4. Security Management: Protects the communication between the UE and the network, ensuring confidentiality, integrity, and authentication.

• After successful authentication, the AMF facilitates secure key exchanges between the UE and the network.
• These keys are used for encryption and integrity protection of both control and user-plane communications.
• The AMF also interacts with the AUSF to authenticate the UE and retrieve security credentials stored in the UDM.
• By leveraging SUCI (Subscription Concealed Identifier), the AMF ensures privacy for the UE's permanent identity (SUPI).

5. Connection Management: Manages signaling connections and provides a stable control interface for session management.

• The AMF establishes an RRC (Radio Resource Control) connection between the UE and the gNB.
• Maintains NAS signaling connections for tasks like authentication, mobility, and session management.
• Releases the connection when no longer needed, optimizing network resources.
• Interacts with the SMF (Session Management Function) to handle UE requests for PDU session establishment, modification, and termination.
• Coordinates QoS parameters and IP address assignment, ensuring that data sessions meet the UE's requirements.

- N1 interface is between UE and AMF to carry signaling messages for UE registration, authentication, security, mobility, and session management.

• The UE sends a Registration Request over the N1 interface to the AMF.

- N2 Interface is for Communication between the RAN (gNB) and the AMF.

• Facilitates the exchange of signaling messages related to mobility, session setup, and policy enforcement. It also supports handover procedures between gNBs.

- N8 interface Retrieves subscription data such as authentication credentials, mobility restrictions, and policy information. Facilitates the storage and retrieval of UE context and subscription profiles.

- N10 interface is primarily for managing UE subscription and session-related data.

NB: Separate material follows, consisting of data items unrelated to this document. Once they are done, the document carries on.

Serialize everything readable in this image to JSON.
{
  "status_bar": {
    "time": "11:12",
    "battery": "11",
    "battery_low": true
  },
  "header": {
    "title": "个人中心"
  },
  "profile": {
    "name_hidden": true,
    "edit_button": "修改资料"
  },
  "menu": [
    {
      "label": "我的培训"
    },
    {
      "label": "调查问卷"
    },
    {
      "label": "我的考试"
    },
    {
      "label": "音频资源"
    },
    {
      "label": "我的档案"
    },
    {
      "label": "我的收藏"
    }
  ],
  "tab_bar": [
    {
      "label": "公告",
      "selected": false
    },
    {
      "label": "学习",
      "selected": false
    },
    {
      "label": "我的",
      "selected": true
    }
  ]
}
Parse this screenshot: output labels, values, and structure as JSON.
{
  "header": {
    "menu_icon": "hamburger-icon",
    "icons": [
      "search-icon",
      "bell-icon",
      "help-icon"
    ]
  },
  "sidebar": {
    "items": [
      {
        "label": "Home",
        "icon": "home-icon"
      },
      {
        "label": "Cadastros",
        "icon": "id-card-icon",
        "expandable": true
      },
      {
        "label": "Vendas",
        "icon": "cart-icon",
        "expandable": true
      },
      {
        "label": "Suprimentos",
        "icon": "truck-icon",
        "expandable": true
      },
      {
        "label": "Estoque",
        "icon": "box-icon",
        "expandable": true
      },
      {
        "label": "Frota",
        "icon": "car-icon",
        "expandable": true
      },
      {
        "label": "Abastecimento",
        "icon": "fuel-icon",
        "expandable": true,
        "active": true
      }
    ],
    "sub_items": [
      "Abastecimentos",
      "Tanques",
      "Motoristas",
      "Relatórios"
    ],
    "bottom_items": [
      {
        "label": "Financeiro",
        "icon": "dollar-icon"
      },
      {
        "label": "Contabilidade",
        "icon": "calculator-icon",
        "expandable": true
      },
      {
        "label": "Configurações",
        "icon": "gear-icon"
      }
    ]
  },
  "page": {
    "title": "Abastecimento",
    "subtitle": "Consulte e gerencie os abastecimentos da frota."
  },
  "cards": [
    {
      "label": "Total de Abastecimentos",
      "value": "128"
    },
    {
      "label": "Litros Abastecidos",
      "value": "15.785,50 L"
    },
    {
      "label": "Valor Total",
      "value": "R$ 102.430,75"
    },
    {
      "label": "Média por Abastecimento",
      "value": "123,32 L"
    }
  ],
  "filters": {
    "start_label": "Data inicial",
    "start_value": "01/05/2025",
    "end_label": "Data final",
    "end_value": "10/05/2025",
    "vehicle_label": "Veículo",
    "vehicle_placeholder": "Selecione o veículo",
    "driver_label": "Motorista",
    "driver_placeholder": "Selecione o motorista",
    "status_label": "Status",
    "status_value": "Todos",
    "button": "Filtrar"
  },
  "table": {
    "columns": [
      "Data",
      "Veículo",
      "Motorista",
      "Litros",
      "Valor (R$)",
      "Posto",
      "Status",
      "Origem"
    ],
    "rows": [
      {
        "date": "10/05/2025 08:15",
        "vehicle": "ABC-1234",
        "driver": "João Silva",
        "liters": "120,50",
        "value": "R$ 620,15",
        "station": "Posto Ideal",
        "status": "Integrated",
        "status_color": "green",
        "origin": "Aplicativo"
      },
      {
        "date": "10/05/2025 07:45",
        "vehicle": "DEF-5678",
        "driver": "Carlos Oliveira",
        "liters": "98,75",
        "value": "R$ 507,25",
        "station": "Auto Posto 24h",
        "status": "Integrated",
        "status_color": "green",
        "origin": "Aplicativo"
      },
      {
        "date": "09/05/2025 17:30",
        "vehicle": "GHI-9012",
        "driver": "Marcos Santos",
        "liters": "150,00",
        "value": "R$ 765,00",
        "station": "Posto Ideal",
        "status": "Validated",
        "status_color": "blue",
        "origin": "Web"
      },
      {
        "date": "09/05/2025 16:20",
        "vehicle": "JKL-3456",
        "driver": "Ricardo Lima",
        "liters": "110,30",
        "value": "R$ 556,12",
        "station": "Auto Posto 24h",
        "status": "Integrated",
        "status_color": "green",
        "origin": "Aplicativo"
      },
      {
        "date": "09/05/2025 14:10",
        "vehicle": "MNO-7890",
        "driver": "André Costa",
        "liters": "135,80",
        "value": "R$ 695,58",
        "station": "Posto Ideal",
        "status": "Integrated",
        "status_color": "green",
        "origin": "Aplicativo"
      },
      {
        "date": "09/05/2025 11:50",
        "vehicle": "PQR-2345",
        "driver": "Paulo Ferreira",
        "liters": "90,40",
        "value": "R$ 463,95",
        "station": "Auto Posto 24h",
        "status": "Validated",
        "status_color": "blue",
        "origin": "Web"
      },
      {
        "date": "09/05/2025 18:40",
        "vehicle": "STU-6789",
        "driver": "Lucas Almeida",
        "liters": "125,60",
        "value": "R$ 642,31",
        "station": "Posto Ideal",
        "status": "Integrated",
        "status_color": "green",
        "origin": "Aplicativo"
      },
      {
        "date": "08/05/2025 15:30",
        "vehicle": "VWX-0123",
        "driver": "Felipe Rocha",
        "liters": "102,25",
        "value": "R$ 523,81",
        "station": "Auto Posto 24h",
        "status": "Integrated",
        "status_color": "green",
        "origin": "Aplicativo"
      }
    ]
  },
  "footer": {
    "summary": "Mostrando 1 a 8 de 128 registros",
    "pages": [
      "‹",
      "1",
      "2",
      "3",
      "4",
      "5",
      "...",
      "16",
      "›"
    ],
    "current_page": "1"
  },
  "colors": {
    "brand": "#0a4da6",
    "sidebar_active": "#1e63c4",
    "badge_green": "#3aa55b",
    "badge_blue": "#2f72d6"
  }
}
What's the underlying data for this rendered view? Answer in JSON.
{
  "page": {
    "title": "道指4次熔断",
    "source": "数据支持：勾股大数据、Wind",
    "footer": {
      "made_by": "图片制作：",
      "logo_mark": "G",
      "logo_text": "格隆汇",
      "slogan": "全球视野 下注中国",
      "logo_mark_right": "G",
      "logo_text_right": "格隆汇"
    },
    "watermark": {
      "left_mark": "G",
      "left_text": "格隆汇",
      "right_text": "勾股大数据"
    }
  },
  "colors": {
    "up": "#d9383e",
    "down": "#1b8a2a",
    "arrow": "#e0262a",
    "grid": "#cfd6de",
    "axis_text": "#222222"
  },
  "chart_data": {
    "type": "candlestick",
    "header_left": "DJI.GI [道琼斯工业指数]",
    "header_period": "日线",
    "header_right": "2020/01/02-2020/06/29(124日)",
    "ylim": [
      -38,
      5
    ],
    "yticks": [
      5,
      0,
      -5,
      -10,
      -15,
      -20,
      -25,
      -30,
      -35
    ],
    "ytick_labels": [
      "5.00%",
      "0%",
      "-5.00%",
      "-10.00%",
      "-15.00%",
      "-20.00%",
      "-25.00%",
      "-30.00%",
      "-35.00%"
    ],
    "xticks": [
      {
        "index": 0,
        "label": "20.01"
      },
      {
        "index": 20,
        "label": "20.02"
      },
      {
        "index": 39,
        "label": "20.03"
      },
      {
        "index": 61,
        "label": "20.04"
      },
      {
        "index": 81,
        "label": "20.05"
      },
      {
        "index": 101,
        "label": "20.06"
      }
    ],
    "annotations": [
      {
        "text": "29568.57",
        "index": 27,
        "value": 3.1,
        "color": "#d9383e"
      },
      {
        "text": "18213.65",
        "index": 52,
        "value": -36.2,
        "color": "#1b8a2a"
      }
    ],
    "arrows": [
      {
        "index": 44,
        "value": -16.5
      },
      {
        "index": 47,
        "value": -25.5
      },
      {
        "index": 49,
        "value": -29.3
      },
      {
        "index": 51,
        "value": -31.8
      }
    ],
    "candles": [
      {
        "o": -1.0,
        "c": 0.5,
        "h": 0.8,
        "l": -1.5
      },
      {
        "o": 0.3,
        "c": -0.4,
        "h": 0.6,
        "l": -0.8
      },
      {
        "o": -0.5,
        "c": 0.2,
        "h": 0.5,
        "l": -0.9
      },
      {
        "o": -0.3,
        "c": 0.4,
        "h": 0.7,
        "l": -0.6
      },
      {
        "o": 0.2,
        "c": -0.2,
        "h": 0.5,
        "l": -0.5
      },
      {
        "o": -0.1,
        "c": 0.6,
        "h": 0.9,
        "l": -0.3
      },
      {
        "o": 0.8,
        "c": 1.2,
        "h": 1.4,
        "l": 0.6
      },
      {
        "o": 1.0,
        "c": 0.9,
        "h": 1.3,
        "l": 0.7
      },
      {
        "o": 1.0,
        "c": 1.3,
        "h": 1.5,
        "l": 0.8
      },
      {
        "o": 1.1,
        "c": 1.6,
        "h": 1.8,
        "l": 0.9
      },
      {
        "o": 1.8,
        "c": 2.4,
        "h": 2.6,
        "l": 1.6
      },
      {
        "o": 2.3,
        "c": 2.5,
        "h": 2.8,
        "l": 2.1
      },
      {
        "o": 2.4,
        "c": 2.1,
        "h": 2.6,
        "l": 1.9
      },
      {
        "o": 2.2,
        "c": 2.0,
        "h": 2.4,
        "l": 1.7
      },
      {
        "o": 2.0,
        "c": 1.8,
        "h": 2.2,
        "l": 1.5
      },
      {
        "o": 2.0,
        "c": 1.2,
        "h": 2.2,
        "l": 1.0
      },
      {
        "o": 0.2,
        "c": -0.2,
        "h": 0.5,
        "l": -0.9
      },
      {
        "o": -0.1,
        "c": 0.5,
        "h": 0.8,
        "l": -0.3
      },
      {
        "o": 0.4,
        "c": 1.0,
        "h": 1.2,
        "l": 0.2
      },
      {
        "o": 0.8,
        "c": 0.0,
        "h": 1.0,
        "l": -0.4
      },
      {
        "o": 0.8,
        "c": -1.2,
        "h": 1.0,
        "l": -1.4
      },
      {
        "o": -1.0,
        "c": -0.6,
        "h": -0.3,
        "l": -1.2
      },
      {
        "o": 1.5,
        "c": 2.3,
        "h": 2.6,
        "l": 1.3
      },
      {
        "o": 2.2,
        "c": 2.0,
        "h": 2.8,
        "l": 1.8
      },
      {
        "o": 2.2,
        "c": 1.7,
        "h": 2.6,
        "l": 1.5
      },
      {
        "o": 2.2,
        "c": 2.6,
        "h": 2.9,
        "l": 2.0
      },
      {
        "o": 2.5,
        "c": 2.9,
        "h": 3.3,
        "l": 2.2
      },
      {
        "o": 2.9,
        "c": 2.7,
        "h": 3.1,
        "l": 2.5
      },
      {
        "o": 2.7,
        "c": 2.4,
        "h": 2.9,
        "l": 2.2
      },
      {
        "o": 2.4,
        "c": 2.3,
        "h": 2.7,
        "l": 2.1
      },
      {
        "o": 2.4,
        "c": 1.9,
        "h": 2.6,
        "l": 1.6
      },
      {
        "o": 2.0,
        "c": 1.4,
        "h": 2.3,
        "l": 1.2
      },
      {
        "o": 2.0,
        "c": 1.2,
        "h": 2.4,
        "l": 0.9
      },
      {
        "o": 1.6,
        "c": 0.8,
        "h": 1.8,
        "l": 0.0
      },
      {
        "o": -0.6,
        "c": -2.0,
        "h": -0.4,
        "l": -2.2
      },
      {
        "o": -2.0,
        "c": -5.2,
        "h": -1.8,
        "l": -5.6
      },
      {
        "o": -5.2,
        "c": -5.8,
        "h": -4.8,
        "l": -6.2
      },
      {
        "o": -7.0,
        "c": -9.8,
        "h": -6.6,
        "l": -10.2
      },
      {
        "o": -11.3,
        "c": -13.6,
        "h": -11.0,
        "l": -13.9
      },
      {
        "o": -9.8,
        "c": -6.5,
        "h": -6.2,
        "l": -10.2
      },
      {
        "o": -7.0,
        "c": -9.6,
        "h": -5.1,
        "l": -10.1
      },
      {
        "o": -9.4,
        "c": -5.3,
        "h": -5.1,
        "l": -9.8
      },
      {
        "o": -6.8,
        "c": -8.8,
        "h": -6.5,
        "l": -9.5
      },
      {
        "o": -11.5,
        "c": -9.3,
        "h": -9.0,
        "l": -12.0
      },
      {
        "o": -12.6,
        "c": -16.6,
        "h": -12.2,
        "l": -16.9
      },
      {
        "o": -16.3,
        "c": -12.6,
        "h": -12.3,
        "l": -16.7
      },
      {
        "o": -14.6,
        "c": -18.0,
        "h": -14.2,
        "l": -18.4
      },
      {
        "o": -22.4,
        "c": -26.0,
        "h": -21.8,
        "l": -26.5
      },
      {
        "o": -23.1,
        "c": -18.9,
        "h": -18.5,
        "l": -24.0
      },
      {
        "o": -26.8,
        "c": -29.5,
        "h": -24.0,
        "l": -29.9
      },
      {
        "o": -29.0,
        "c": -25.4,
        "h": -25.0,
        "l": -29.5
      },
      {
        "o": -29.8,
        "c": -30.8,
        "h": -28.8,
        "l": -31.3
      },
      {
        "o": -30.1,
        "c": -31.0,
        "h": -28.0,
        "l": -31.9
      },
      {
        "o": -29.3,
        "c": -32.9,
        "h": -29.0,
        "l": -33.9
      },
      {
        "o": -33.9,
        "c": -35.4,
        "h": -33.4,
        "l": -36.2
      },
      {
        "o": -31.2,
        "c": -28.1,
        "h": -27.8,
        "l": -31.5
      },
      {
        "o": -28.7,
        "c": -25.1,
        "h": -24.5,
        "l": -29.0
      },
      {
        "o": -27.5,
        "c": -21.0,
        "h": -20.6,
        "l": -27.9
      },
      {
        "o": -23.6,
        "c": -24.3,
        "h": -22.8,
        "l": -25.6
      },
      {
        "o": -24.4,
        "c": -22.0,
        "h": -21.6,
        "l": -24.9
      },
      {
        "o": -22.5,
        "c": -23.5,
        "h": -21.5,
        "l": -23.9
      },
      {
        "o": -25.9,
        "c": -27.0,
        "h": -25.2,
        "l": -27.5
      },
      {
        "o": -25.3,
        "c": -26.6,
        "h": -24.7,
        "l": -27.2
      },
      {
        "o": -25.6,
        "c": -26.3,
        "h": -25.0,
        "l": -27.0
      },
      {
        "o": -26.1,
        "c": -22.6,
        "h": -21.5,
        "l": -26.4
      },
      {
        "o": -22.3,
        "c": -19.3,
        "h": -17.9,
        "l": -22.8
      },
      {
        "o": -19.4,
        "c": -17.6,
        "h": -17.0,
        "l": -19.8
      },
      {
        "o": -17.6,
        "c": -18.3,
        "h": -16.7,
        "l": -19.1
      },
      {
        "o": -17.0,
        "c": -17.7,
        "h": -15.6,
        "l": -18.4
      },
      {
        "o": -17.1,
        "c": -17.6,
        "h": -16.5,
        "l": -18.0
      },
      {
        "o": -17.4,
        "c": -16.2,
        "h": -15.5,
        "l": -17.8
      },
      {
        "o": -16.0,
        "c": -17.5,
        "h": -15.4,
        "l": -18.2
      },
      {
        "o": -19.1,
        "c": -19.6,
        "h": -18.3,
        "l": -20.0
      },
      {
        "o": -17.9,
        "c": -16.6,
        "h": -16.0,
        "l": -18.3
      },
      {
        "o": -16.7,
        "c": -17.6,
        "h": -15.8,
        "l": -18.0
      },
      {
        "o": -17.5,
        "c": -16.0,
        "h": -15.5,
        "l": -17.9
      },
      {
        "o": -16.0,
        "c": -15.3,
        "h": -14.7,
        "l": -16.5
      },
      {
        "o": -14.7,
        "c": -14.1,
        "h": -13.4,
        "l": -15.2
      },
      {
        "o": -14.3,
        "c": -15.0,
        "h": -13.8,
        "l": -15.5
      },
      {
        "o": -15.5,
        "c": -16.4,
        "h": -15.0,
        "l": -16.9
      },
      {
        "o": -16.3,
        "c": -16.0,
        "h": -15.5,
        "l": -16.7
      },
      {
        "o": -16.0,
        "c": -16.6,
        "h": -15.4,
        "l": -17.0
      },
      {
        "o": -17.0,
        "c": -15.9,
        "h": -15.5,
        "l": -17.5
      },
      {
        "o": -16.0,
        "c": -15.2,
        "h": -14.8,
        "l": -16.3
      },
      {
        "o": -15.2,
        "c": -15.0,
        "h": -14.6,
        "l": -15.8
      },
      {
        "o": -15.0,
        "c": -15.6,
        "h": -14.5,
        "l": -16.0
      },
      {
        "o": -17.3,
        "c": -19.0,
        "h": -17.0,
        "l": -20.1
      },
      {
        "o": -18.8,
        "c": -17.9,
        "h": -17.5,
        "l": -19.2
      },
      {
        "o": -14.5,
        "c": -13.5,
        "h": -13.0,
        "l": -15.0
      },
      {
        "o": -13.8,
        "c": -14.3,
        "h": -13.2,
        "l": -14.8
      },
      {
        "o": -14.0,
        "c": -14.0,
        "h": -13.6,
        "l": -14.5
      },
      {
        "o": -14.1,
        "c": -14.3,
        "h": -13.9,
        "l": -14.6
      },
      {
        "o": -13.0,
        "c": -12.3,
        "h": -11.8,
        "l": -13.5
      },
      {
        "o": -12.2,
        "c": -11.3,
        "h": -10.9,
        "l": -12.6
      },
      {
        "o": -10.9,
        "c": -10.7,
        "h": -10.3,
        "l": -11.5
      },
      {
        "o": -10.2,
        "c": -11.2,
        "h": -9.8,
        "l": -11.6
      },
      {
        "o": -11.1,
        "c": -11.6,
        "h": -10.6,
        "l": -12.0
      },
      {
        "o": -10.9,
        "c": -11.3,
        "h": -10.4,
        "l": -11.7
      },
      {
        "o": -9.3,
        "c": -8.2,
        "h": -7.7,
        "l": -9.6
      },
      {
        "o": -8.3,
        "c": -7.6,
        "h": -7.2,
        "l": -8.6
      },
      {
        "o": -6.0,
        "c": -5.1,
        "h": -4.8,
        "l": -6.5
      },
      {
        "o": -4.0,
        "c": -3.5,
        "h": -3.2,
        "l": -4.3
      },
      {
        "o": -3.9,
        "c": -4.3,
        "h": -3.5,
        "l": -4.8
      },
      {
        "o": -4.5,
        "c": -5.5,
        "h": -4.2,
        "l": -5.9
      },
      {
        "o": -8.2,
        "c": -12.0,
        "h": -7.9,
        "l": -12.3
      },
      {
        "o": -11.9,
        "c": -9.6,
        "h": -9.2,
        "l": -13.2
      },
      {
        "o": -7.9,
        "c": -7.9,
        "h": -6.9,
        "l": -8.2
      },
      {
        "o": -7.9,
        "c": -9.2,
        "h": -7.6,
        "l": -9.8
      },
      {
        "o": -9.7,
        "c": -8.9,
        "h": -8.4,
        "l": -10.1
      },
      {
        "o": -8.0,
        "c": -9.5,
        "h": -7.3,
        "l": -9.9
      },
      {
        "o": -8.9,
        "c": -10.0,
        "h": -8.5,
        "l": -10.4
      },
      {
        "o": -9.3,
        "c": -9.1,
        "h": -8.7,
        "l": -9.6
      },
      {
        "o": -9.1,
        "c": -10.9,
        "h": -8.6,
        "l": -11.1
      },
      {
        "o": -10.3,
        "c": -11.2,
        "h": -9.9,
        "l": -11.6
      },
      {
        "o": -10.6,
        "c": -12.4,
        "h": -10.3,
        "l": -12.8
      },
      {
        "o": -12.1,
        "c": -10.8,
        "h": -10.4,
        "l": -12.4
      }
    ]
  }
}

• UE Context Management involves managing the SMF's registration, modification, and deregistration for 3GPP and Non-3GPP access types. When the UE’s access type or subscription information changes, the SMF updates the UDM. The SMF informs the UDM when it no longer needs to manage a UE's session, freeing up resources.
• Subscriber Data management focuses on retrieving, subscribing to, or modifying UE subscription data managed by the UDM. It handles the Information on allowed network slices and mobility restrictions for a UE session. It also handles Data to assist in selecting the appropriate SMF for the UE. It also handles Information about the UE's active sessions stored in the SMF.

- N11 Interface Facilitates the establishment, modification, and termination of PDU sessions. It also Coordinates QoS policies and session parameters.